El problema es que el Gobierno sólo actuó rápido con la mayoría automática de la Corte Suprema y con la AMIA, pero fue moroso con los jueces más cuestionados. No apuró su juzgamiento en el Consejo de la Magistratura, donde tiene representante y hay legisladores peronistas, ni los denunció públicamente como hizo el mismo presidente Néstor Kirchner con Julio Nazareno.
Lo peor para el Ejecutivo es que no se beneficiará con el artículo 67 reformado del Código Penal. Por un lado, las causas contra funcionarios de Kirchner son recientes y no prescriben de manera inminente. Por otro, la reforma puede producir el efecto del Punto Final de 1986, que lanzó a los jueces a producir actuaciones alocadas.

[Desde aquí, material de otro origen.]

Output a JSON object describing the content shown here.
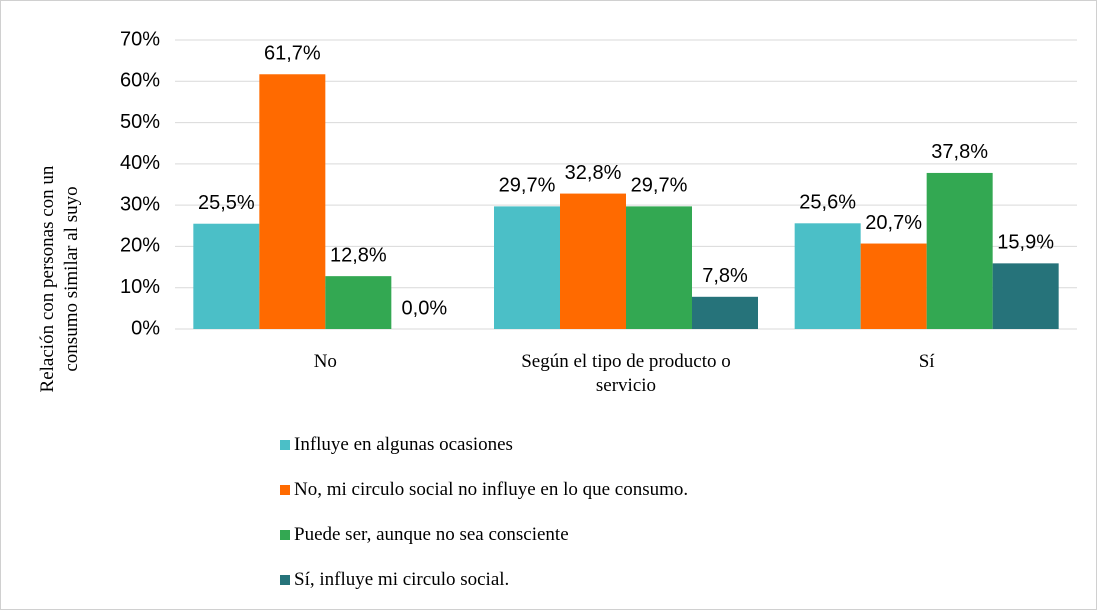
{
  "chart_data": {
    "type": "bar",
    "y_label": "Relación con personas con un consumo similar al suyo",
    "categories": [
      "No",
      "Según el tipo de producto o servicio",
      "Sí"
    ],
    "series": [
      {
        "name": "Influye en algunas ocasiones",
        "color": "#4bbfc7",
        "values": [
          25.5,
          29.7,
          25.6
        ],
        "value_labels": [
          "25,5%",
          "29,7%",
          "25,6%"
        ]
      },
      {
        "name": "No, mi circulo social no influye en lo que consumo.",
        "color": "#ff6a00",
        "values": [
          61.7,
          32.8,
          20.7
        ],
        "value_labels": [
          "61,7%",
          "32,8%",
          "20,7%"
        ]
      },
      {
        "name": "Puede ser, aunque no sea consciente",
        "color": "#33a852",
        "values": [
          12.8,
          29.7,
          37.8
        ],
        "value_labels": [
          "12,8%",
          "29,7%",
          "37,8%"
        ]
      },
      {
        "name": "Sí, influye mi circulo social.",
        "color": "#26737a",
        "values": [
          0.0,
          7.8,
          15.9
        ],
        "value_labels": [
          "0,0%",
          "7,8%",
          "15,9%"
        ]
      }
    ],
    "ylim": [
      0,
      70
    ],
    "yticks": [
      {
        "value": 0,
        "label": "0%"
      },
      {
        "value": 10,
        "label": "10%"
      },
      {
        "value": 20,
        "label": "20%"
      },
      {
        "value": 30,
        "label": "30%"
      },
      {
        "value": 40,
        "label": "40%"
      },
      {
        "value": 50,
        "label": "50%"
      },
      {
        "value": 60,
        "label": "60%"
      },
      {
        "value": 70,
        "label": "70%"
      }
    ],
    "grid": true
  }
}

Tan alocadas que terminaron favoreciendo a los mismos reos y perjudicando al Gobierno que buscaba administrar políticamente la persecución penal.
La idea de un pacto es absurda. Si, por vía de hipótesis, se admitiera que existe un acuerdo entre Kirchner y Menem, o entre Kirchner y Menem-De la Rúa, no se ve con qué garantías Menem y De la Rúa podrían retribuir en el futuro a Kirchner los favores recibidos hoy. No hay garantías desde el momento en que los nuevos jueces federales, por ejemplo, de Sergio Torres hasta los últimos, fueron designados tras normas de escrutinio público y nadie los acusó siquiera de obediencia debida al poder político.
La situación creada es típica de los casos en que no hacer –o hacer lento, o hacer poquito, o dejar que otros hagan, como el Congreso con el desastroso paquete Blumberg y esta reforma de la prescripción como un hecho aislado– produce costos políticos por lo que otros tuvieron la iniciativa de hacer antes.
Desde esta reforma, algunos jueces perderán su capacidad de extorsión: sentarse sobre los expedientes para usarlos como si fueran una cláusula gatillo que se activa si su futuro personal está en peligro. Ejercerán una forma de venganza por el porvenir oscuro que se les viene después de la remoción de Galeano, a quien el Gobierno sensatamente no le aceptó la renuncia para que pudiera ser sometido al Consejo de la Magistratura.
Ese efecto positivo sería mayor si, en lugar de consentir la reforma aislada del sistema de prescripciones, el ministro de Justicia hubiera tenido en cuenta qué sucederá con las causas más famosas. O si hubiera acelerado las tareas de la comisión de juristas que hoy mismo empezará a trabajar en una reforma más completa del Código Penal. ¿Los expertos dirán que son imprescriptibles los delitos contra el tesoro público, y entonces de aquí en adelante el sospechoso siempre será perseguido? ¿O aumentarán las penas, y con eso los plazos de prescripción subirán? Son dos caminos, entre otros. Hay un tercero: el Código de Procedimientos establece que en seis meses el juez debe instruir la causa, pero no dice qué sanción le corresponde. Y si no lo dice, y después el Consejo de la Magistratura no actúa, los jueces malos seguirán zafando. Y los malos a secas, los que una película italiana llamaría tutti ladri, ni qué hablar.